Operation updateShard encounter timeout

hi,

we are facing Workflow timeouts and are unable to spawn childworkflows and sometimes even the activities. Our history nodes are having below errors. Appreciate any suggestions

{“level”:“error”,“ts”:“2022-06-16T18:24:47.075Z”,“msg”:“Fail to process task”,“service”:“history”,“shard-id”:4001,“address”:“x.x.x.x:7234”,“shard-item”:“0xc00c4ff000”,“component”:“transfer-queue-processor”,“cluster-name”:“active”,“shard-id”:4001,“queue-task-id”:32505900,“queue-task-visibility-timestamp”:1655403666644602000,“xdc-failover-version”:0,“queue-task-type”:“TransferStartChildExecution”,“wf-namespace-id”:“fd9975c9-6798-406c-978d-d9ac0af87dd1”,“wf-id”:“EF632AA469B04BB8829137BC00AF64CA@AVABCgA”,“wf-run-id”:“22b66829-0cda-4992-ac97-78eedbde3894”,“error”:“operation UpdateShard encounter Operation timed out - received only 1 responses.”,“lifecycle”:“ProcessingFailed”,“logging-call-at”:“taskProcessor.go:326”,“stacktrace”:“go.temporal.io/server/common/log.(*zapLogger).Error\n\t/temporal/common/log/zap_logger.go:136\ngo.temporal.io/server/service/history.(*taskProcessor).handleTaskError\n\t/temporal/service/history/taskProcessor.go:326\ngo.temporal.io/server/service/history.(*taskProcessor).processTaskAndAck.func1\n\t/temporal/service/history/taskProcessor.go:212\ngo.temporal.io/server/common/backoff.Retry\n\t/temporal/common/backoff/retry.go:103\ngo.temporal.io/server/service/history.(*taskProcessor).processTaskAndAck\n\t/temporal/service/history/taskProcessor.go:238\ngo.temporal.io/server/service/history.(*taskProcessor).taskWorker\n\t/temporal/service/history/taskProcessor.go:161”}

What is your configured cassandra replication factor?
Do you see any errors in db logs?
Can you also check that system time is in sync between your cassandra nodes?

3 nodes, rf=1.
On checking the cassandra logs, we see high latency at both LOCAL_SERIAL and LOCAL_QUORUM. Our DBA has also raised red flags on

  1. usage of secondary indexes
  2. queue like workload as this is anti pattern in cassandra.

We had a node down 2 days backs and our history services were not starting up throwing connection timeout.

  1. Secondary indexes are used only for visibility.

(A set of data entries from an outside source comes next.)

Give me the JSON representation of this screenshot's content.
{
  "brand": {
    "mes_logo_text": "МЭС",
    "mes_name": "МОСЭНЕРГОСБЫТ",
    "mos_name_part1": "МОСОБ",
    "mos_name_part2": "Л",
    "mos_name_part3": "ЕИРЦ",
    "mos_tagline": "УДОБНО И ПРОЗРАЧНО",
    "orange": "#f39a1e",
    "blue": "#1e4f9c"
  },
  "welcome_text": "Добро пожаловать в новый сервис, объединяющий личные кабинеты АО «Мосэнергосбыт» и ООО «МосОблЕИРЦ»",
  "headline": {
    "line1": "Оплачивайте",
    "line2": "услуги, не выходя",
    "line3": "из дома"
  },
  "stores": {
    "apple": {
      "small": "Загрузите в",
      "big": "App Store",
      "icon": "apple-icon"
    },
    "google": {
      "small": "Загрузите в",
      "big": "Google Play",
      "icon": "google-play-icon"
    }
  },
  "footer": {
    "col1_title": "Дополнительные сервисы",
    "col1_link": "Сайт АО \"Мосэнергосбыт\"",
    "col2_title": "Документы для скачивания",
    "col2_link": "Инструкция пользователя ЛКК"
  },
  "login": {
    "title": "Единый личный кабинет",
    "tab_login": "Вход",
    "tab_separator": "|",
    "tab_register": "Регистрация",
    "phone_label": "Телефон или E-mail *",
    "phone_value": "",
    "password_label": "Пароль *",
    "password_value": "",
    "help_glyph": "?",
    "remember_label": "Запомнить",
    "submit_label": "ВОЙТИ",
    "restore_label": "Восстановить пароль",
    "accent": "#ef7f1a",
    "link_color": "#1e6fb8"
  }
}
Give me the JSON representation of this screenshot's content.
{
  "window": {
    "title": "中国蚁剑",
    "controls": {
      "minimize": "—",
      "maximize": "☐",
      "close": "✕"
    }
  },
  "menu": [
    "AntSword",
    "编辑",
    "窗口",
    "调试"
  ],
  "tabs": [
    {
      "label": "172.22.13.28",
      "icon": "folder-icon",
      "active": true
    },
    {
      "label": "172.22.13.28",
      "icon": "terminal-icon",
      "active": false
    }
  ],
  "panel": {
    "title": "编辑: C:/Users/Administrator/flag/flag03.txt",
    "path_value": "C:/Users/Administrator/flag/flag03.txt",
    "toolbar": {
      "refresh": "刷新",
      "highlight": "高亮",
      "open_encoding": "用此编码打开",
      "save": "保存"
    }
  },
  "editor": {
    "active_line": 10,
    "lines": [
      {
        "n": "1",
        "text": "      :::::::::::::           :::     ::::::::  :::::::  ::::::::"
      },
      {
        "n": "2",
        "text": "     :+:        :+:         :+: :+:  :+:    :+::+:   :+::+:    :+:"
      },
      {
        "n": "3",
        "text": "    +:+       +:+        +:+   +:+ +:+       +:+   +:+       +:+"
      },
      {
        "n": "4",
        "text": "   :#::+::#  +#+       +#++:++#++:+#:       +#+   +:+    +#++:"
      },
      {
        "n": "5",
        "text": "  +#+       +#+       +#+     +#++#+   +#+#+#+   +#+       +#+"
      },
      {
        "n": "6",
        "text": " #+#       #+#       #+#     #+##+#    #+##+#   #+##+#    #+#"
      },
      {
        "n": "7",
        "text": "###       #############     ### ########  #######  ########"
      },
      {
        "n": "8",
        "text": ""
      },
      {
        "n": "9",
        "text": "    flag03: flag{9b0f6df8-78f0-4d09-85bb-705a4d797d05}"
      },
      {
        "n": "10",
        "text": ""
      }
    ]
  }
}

For high throughput use cases don’t use Cassandra for visibility. Use Elastic Search integration instead.
  2. The Temporal implements queues by using immutable append only tables. This works fine. The anti-pattern is a naive implementation that mutates messages.

3 nodes, rf=1

You should set replication factor to 3 to prevent data loss

What is the strategy used? NetworkTopologyStrategy?

We had a node down 2 days backs and our history services were not starting up throwing connection timeout.

I think this too can be related to the replication factor used. If you use 3 you should be able to cope with one node being down/unavailable for most operations.

@tihomir

Not quite following this statement. If RF=1, it means we should be able to cope with one node being down/unavailable right? If this is not true for Temporal, can you pls point me to the doc with recommended settings. I believe we are using the helm chart for deployment (https://gecgithub01.walmart.com/Ingestion-Services/item-ingestion-syncapi/pull/93)

thanks @maxim. Will try the elastic search integration and will also respond back to our DBA on queue workload.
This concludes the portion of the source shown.